4) La quatrième option concernait les motifs fondés sur les droits de la personne. Il était énoncé ce qui suit :

[traduction]
« 4 Je ne suis pas en mesure de me faire vacciner pour le moment pour des motifs fondés sur les droits de la personne (y compris pour des motifs religieux : une documentation acceptable pour (l’employeur) doit être fournie). »

[16] La politique exigeait que les employés ayant choisi l’option 4 participent au module d’apprentissage en ligne sur la COVID-19 prescrit par l’employeur intitulé [traduction] « prendre une décision éclairée concernant le vaccin contre la COVID-19Note de bas de page 7 ». De plus, tous les employés qui avaient déclaré ne pas avoir reçu deux doses devaient subir des tests rapides de détection d’antigène conformément à la politiqueNote de bas de page 8.

[17] La politique prévoyait des mesures disciplinaires en cas de non-respect de la politique. Il était mentionné : [traduction] « Les employés qui ne se conforment pas à la présente politique ou aux exigences de la directive no 6 feront l’objet de mesures disciplinaires progressives pouvant aller jusqu’à un congé sans solde ou un congédiementNote de bas de page 9 ».

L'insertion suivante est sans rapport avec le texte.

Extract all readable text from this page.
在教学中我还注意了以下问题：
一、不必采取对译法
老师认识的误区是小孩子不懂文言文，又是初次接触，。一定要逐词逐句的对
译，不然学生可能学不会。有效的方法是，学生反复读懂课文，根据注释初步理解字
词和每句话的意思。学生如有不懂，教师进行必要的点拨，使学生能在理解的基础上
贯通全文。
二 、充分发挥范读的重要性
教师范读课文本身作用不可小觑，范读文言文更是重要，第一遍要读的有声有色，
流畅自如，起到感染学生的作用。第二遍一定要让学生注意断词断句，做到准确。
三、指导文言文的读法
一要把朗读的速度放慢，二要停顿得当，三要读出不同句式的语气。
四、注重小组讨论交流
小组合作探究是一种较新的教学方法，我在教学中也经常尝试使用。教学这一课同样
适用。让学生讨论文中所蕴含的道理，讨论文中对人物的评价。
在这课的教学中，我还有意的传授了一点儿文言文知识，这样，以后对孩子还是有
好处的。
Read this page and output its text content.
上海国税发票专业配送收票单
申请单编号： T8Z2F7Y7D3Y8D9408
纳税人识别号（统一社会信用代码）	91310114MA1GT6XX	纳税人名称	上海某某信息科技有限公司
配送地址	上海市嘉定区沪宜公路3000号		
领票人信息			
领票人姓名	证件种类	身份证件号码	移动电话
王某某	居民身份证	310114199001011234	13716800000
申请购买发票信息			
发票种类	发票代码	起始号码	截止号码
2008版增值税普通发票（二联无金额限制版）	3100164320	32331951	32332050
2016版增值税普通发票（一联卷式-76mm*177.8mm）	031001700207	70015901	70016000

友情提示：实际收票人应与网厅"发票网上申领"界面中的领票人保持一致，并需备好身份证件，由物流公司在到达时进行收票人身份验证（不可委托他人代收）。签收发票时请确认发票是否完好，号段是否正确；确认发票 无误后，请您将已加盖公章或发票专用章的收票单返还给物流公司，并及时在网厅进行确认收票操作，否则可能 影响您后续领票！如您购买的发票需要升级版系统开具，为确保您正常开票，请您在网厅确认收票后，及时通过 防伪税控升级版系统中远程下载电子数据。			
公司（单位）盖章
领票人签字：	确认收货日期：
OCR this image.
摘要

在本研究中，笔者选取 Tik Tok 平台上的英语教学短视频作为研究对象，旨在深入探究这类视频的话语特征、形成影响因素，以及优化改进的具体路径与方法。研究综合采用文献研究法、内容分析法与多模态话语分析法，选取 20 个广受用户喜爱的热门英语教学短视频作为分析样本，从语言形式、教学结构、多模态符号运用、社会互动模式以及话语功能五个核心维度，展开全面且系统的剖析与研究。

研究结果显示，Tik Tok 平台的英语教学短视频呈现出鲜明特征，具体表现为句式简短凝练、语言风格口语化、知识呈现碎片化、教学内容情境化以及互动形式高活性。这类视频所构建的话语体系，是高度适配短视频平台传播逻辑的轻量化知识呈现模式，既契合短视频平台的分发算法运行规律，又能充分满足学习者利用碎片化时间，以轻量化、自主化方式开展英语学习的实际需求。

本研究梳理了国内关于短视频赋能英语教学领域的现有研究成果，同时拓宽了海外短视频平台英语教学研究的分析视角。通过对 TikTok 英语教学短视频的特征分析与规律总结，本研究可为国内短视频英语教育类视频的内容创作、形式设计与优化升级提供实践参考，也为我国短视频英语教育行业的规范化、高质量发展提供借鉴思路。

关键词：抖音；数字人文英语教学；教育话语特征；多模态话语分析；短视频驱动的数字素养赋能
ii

[18] La prestataire a choisi l’option 4 et a demandé une exemption de vaccination fondée sur ses croyancesNote de bas de page 10.

[19] L’employeur de la prestataire a refusé sa demande d’exemption au motif que la politique n’entravait aucune croyance religieuse énoncée dans sa demande et que toute ingérence serait justifiée compte tenu des circonstances uniques dans lesquelles ils travaillaientNote de bas de page 11.

[20] Après avoir appris que sa demande d’exemption avait été refusée, la prestataire a continué de refuser la vaccination. Le 1er octobre, la prestataire a été suspendue à compter du 4 octobre 2021. Elle a été informée qu’il était attendu qu’elle se conforme à la politique avant le 15 octobre 2021 et, tant qu’elle ne respecterait pas la politique, elle demeurera en congé sans solde et fera l’objet d’autres mesures disciplinaires pouvant aller jusqu’au congédiementNote de bas de page 12. La prestataire a été congédiée le 1er novembre 2021 pour ne pas s’être conformée à la politique au plus tard le 31 octobre 2021Note de bas de page 13.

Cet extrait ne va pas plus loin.